Mr Pete Rose has done and gave more to the game of baseball than all that judge him!!!!!!!!!


----------



## ErieRider (Mar 23, 2010)

jeepdude64 said:


> read closer I was just like the rest of the tristate area.. nobody wanted bernie except the cowboys. When I rode by those 2 man huts I only seen one head out of each.. hmmmm glad I have an eskimo one..
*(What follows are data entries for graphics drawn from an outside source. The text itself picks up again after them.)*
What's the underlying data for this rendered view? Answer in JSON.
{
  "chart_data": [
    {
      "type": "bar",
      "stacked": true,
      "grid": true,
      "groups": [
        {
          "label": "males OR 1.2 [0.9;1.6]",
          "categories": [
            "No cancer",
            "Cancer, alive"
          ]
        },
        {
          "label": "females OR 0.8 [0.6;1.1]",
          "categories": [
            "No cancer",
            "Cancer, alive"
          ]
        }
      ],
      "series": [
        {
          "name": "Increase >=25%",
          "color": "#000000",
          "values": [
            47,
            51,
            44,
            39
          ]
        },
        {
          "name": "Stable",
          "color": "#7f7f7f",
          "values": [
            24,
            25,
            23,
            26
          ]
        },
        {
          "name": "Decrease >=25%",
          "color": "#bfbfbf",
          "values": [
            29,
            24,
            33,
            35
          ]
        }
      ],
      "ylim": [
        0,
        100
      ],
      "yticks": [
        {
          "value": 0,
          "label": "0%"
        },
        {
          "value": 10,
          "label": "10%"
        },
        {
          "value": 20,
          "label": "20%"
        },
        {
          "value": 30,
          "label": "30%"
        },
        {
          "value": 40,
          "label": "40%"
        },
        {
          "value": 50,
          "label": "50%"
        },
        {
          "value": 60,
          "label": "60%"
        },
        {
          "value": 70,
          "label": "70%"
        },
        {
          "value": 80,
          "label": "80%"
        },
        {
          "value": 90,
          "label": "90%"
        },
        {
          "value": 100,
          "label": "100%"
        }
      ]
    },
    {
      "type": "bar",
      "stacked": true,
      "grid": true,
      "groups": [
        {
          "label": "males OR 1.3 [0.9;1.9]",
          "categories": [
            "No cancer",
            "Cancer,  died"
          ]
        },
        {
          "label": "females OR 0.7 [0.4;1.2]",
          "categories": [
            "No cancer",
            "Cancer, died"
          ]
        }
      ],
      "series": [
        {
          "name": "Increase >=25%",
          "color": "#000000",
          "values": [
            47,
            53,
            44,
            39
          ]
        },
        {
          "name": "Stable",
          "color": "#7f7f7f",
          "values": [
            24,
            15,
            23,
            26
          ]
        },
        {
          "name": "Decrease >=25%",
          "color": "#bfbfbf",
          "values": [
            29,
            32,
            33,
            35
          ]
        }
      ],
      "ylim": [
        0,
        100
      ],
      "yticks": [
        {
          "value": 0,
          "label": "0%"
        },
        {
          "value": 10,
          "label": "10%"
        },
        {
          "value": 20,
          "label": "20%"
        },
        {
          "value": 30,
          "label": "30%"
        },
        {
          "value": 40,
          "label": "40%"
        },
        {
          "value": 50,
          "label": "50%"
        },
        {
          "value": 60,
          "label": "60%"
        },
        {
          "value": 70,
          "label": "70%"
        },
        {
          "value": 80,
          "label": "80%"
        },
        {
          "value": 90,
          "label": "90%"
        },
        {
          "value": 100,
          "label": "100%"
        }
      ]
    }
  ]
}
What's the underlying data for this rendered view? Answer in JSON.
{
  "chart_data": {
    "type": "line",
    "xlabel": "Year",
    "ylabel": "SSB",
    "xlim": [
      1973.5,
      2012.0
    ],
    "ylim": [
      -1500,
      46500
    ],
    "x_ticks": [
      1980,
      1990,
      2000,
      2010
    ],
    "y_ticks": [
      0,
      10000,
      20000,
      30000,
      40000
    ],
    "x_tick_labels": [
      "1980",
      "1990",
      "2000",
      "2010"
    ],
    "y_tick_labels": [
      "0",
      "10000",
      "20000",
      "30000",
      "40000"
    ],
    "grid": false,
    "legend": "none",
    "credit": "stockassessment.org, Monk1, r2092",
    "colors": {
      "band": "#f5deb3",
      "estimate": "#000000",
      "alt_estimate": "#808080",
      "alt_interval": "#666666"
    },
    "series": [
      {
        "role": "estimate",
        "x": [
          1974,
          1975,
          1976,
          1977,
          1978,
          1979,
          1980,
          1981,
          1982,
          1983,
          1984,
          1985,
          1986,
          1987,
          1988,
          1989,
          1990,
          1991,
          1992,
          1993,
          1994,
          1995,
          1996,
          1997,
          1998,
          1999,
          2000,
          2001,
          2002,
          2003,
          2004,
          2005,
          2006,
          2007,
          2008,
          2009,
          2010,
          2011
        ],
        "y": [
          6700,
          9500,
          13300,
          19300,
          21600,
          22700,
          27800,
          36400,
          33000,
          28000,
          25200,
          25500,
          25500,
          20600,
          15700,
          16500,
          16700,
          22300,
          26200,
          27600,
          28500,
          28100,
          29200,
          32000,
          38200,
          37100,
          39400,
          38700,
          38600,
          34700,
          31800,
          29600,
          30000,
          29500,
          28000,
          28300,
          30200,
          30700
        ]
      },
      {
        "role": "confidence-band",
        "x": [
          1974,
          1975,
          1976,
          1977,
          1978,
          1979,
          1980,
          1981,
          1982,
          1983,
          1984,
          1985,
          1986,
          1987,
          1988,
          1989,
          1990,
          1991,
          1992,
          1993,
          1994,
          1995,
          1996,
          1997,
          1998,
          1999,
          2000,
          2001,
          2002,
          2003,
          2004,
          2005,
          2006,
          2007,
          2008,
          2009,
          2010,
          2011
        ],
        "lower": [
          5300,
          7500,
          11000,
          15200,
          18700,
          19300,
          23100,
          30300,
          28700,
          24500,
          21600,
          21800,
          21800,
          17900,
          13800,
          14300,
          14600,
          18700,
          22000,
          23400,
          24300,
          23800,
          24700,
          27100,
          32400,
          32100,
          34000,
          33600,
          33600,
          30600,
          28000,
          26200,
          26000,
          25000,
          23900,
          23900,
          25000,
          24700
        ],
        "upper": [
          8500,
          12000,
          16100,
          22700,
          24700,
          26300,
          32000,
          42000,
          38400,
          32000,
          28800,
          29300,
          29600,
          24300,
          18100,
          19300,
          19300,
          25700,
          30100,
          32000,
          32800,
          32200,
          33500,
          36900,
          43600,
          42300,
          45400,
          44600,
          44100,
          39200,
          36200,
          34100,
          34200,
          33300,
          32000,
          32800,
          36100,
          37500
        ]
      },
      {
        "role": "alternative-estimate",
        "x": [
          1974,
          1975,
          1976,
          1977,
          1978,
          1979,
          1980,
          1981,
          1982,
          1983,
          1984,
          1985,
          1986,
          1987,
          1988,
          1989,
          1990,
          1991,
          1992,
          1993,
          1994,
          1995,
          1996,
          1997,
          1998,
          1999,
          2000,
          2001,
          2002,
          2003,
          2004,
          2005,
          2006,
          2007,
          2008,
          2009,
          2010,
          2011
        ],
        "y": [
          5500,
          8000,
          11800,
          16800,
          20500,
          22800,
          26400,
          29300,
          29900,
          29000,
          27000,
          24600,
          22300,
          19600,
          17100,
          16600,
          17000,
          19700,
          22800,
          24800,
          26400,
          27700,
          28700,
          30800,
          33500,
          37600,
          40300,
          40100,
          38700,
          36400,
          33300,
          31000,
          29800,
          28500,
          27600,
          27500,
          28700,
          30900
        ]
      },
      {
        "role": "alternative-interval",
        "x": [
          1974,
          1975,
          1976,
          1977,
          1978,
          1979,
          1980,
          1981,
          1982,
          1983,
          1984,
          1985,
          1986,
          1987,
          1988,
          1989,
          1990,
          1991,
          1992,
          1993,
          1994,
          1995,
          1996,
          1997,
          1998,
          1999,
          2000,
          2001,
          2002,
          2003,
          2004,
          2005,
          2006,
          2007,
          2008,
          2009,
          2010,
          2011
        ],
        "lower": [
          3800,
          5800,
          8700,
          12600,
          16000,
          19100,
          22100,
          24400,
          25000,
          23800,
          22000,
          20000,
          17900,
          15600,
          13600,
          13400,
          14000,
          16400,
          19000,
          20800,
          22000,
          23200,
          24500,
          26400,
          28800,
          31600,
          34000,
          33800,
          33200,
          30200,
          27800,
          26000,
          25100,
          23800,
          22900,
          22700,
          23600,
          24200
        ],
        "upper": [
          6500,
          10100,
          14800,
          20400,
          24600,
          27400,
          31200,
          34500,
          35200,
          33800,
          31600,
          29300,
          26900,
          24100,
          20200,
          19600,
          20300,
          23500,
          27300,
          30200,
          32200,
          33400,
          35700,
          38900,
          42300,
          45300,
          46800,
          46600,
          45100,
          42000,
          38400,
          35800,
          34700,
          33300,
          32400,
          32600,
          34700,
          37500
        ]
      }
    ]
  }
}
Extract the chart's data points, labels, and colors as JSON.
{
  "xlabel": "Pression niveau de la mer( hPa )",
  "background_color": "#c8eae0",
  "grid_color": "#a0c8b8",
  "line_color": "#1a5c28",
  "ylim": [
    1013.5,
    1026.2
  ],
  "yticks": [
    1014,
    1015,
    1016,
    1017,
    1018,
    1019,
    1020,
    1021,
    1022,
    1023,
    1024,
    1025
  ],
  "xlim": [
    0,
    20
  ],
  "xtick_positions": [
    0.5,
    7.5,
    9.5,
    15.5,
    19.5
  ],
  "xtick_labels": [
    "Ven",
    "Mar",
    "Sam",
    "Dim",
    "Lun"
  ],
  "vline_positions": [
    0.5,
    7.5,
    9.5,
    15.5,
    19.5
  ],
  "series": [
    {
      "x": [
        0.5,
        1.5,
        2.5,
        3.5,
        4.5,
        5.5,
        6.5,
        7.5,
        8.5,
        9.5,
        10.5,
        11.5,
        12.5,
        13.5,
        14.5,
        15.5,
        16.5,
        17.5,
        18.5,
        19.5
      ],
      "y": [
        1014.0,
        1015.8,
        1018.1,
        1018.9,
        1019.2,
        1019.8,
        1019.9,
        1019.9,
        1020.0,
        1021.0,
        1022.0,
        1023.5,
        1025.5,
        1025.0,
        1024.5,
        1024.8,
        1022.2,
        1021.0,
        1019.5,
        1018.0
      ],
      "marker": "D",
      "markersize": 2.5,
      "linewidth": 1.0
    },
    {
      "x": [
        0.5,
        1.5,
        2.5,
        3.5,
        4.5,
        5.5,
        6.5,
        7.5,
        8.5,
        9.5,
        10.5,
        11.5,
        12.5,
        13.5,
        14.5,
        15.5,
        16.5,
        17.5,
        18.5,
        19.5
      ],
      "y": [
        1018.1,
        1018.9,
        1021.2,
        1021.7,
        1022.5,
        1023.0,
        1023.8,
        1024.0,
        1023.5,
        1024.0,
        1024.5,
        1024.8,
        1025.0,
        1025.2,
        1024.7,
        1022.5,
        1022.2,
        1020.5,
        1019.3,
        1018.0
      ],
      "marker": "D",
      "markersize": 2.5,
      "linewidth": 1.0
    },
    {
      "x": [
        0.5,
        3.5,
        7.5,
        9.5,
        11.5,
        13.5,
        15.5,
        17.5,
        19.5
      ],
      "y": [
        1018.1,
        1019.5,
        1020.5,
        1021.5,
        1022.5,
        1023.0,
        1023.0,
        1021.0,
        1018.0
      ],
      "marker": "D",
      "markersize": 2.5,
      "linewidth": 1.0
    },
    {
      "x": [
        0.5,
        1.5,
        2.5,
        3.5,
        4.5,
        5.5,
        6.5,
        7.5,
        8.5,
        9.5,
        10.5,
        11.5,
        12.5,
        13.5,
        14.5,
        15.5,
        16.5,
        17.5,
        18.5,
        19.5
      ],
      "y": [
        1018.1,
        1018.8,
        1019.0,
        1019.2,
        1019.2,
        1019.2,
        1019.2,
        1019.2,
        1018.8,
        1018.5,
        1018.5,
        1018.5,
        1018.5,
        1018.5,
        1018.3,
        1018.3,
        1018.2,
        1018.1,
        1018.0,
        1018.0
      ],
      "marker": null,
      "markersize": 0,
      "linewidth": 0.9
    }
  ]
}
We were in the shanty trying to get the fish back in after they scattered from the vehicle traffic... How many guys did you chat with monday?? Trust me I was there! Now this comment is a joke... So don't get upset about that!


----------



## ErieRider (Mar 23, 2010)

threeten said:


> we fought over who was going to be " turkey jones"
> come on-leave Bernie out of it! LOL


Yeah.... What would be better than smashing Bradshaw head first into the ground!!! I could watch it all day [ame]http://youtu.be/t_BuDursFIg[/ame]


----------



## eyedreamn (Jun 12, 2011)

Please close thread


----------



## ErieRider (Mar 23, 2010)

Dave we love you and your p-burgh crew!!


----------



## eyedreamn (Jun 12, 2011)

We love you too brah!


----------



## Misdirection (Jul 16, 2012)

ErieRider said:


> Yeah.... What would be better than smashing Bradshaw head first into the ground!!! I could watch it all day http://youtu.be/t_BuDursFIg


You mean that QB with four super bowl rings?


----------



## ErieRider (Mar 23, 2010)

Misdirection said:


> You mean that QB with four super bowl rings?


No meant that QB with four super bowl rings that is getting smashed into the ground


----------



## moke (Feb 25, 2008)

Man that Pete Rose was a movie star back in the day....


----------



## ErieRider (Mar 23, 2010)

Moke..... Did not know he did movies..... I remember him back in wrestlemania but no movies.... Guess maybe some walk on roles... But you say he was a actor with full movies to his name??? That I did not know.. Guess you learn something new every day!!!! Thanks!


----------



## c. j. stone (Sep 24, 2006)

BIG JOHNSON said:


> Thanks for letting me fish with u guys, glad I finally found a group to let me tag along.



He said, tongue in cheek!!


----------



## ErieRider (Mar 23, 2010)

c. j. stone said:


> He said, tongue in cheek!!


????????????? Missed that one


----------